Das passiert morgen das erste Mal vor Publikum. Und wenn beide daran denken, fühlen sie sich schon wie aufgeregte Hühner. Aber – da sind sich beide einig: „Jetzt ist es Zeit. Es muss vor die Leute.“ Schließlich werkeln sie seit Januar an dieser Uraufführung. In dem Stück von Melanie Peter geht es um die Mittdreißigerin Manu, die ein unscheinbares Leben in der hessischen Provinz lebt. Bis sie einen Anruf auf ihrer Mailbox vorfindet, der sie 18 Jahre zurückschleudert. Damals war sie 17 und musste Hals über Kopf Potsdam verlassen, da ihre Eltern eine Ausreisegenehmigung erhielten. Auch ihrer Jugendliebe Hannes musste sie adieu sagen. Und genau dieser Hannes meldet sich nun. Der Mann, den Manu inzwischen zum Traumbild, zur großen Liebe ihres Lebens, hochstilisiert hat. Jeden Tag der Trennung warf sie ein Steinchen oder eine Perle in ihre Erinnerungsdose: Bis zur morgigen Premiere werden es 6862 sein.
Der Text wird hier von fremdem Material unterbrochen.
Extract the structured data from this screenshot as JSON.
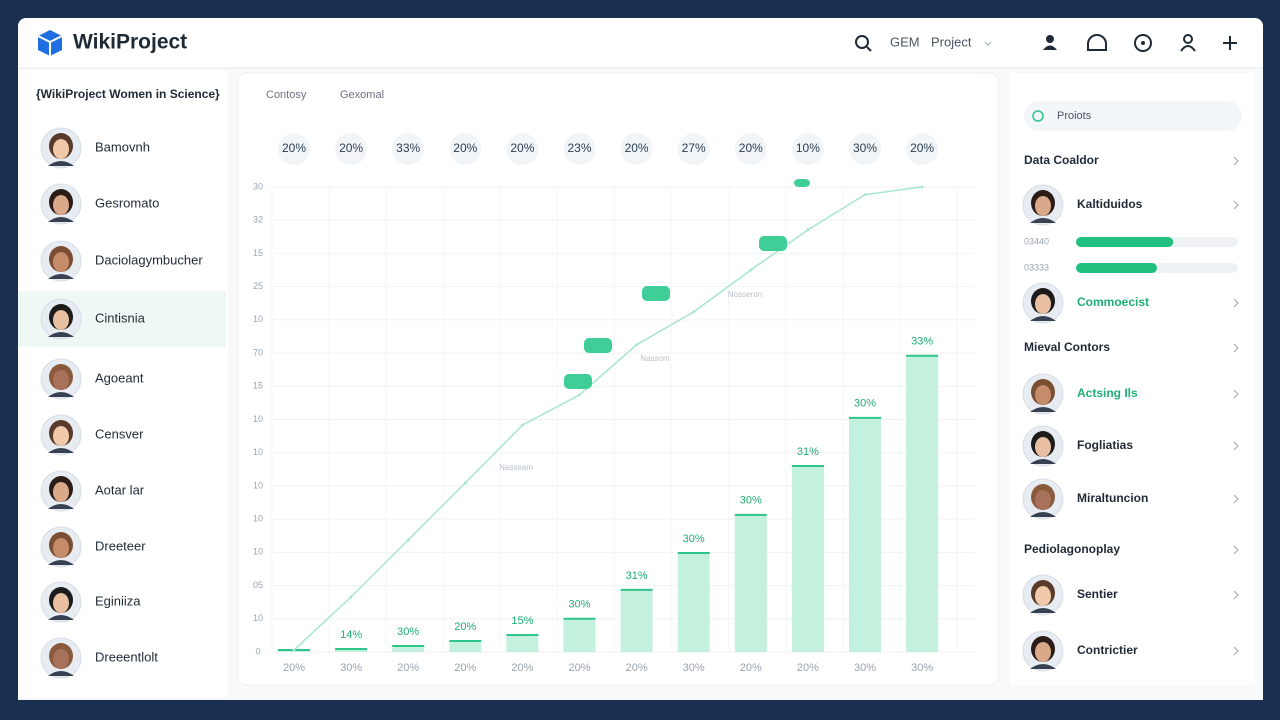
{
  "header": {
    "logo": "WikiProject",
    "nav": [
      "GEM",
      "Project"
    ]
  },
  "sidebar": {
    "title": "{WikiProject Women in Science}",
    "people": [
      "Bamovnh",
      "Gesromato",
      "Daciolagymbucher",
      "Cintisnia",
      "Agoeant",
      "Censver",
      "Aotar lar",
      "Dreeteer",
      "Eginiiza",
      "Dreeentlolt"
    ],
    "selected": 3
  },
  "tabs": [
    "Contosy",
    "Gexomal"
  ],
  "chart_data": {
    "type": "bar",
    "top_labels": [
      "20%",
      "20%",
      "33%",
      "20%",
      "20%",
      "23%",
      "20%",
      "27%",
      "20%",
      "10%",
      "30%",
      "20%"
    ],
    "categories": [
      "20%",
      "30%",
      "20%",
      "20%",
      "20%",
      "20%",
      "20%",
      "30%",
      "20%",
      "20%",
      "30%",
      "30%"
    ],
    "values": [
      0.06,
      0.09,
      0.18,
      0.33,
      0.51,
      1.0,
      1.87,
      2.98,
      4.13,
      5.6,
      7.05,
      8.92
    ],
    "bar_labels": [
      null,
      "14%",
      "30%",
      "20%",
      "15%",
      "30%",
      "31%",
      "30%",
      "30%",
      "31%",
      "30%",
      "33%"
    ],
    "color": "#c4f0de",
    "cap_color": "#2ec48a",
    "line": {
      "values": [
        0.06,
        1.66,
        3.37,
        5.09,
        6.83,
        7.74,
        9.25,
        10.24,
        11.5,
        12.71,
        13.77,
        14.0
      ],
      "color": "#a6e6cc"
    },
    "annotations": [
      "Nasseam",
      "Nassom",
      "Nosseron"
    ],
    "ylim": [
      0,
      14.2
    ],
    "yticks": [
      0,
      {
        "value": 1,
        "label": "10"
      },
      {
        "value": 2,
        "label": "05"
      },
      {
        "value": 3,
        "label": "10"
      },
      {
        "value": 4,
        "label": "10"
      },
      {
        "value": 5,
        "label": "10"
      },
      {
        "value": 6,
        "label": "10"
      },
      {
        "value": 7,
        "label": "10"
      },
      {
        "value": 8,
        "label": "15"
      },
      {
        "value": 9,
        "label": "70"
      },
      {
        "value": 10,
        "label": "10"
      },
      {
        "value": 11,
        "label": "25"
      },
      {
        "value": 12,
        "label": "15"
      },
      {
        "value": 13,
        "label": "32"
      },
      {
        "value": 14,
        "label": "30"
      }
    ],
    "grid": true
  },
  "right": {
    "search": "Proiots",
    "section": "Data Coaldor",
    "person1": {
      "name": "Kaltiduidos"
    },
    "progress": {
      "labels": [
        "03440",
        "03333"
      ],
      "values": [
        60,
        50
      ],
      "lim": [
        0,
        100
      ],
      "color": "#22c07f"
    },
    "person2": {
      "name": "Commoecist",
      "color": "#1fae74"
    },
    "sections": [
      {
        "title": "Mieval Contors",
        "people": [
          {
            "name": "Actsing Ils",
            "color": "#1fae74"
          },
          {
            "name": "Fogliatias"
          },
          {
            "name": "Miraltuncion"
          }
        ]
      },
      {
        "title": "Pediolagonoplay",
        "people": [
          {
            "name": "Sentier"
          },
          {
            "name": "Contrictier"
          }
        ]
      }
    ]
  }
}
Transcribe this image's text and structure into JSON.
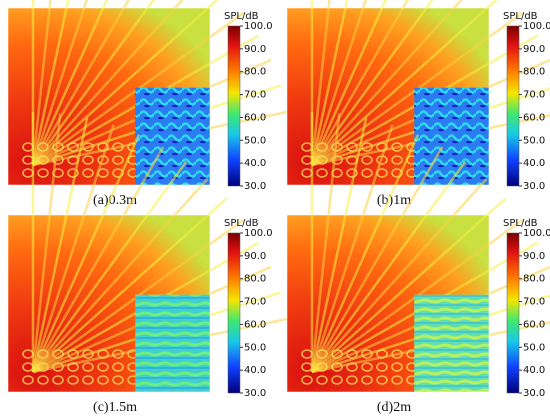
{
  "panels": [
    {
      "caption": "(a)0.3m"
    },
    {
      "caption": "(b)1m"
    },
    {
      "caption": "(c)1.5m"
    },
    {
      "caption": "(d)2m"
    }
  ],
  "colorbar": {
    "title": "SPL/dB",
    "lim": [
      30,
      100
    ],
    "ticks": [
      {
        "value": 100,
        "label": "100.0"
      },
      {
        "value": 90,
        "label": "90.0"
      },
      {
        "value": 80,
        "label": "80.0"
      },
      {
        "value": 70,
        "label": "70.0"
      },
      {
        "value": 60,
        "label": "60.0"
      },
      {
        "value": 50,
        "label": "50.0"
      },
      {
        "value": 40,
        "label": "40.0"
      },
      {
        "value": 30,
        "label": "30.0"
      }
    ]
  }
}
„Dieses Ein-Personen-Stück ist eine Reflexion auf Entwurzelung und vertane Chancen, eine teils schön gefärbte Positionsbestimmung mit Selbstironie“ – für Alexandra Röhrer zugleich viel Spielfutter, da sie auch in andere Rollen springen kann. „Bei aller Tiefe kommt es sehr komödiantisch und leicht daher, so eine Art Bridget Jones-Stück. Shakespeare und Schiller knöpfen wir uns später vor“, sagt sie lachend.
Kennengelernt haben sich die Frauen am Hans Otto Theater: Isabel Stahl assistierte Regisseuren, Alexandra Röhrer stand auf der Bühne, spielte das Dornröschen und Eva Braun ... Als sich das ihr gegebene Versprechen, vom Kinder- und Jugendtheater ins Schauspiel wechseln zu können, nicht erfüllte, kehrte sie dem HOT 2003 konsequent den Rücken. „Und das war gut so, auch wenn ich zwischendrin immer mal wieder dachte: ,O je, was hast du nur gemacht.“ Aber durch das selbstständige freie Arbeiten weiß ich inzwischen ganz genau, wie Theater funktioniert.“ Auch Isabel sagte der Sicherheit adé, um selbst einmal Regie führen zu können. Beider Wege kreuzten sich erneut bei freien Theaterprojekten, so als die Künstlerkolonie Schütte & Raibach den japanischen Kultautor Murakami auf die T-Werk-Bühne brachte.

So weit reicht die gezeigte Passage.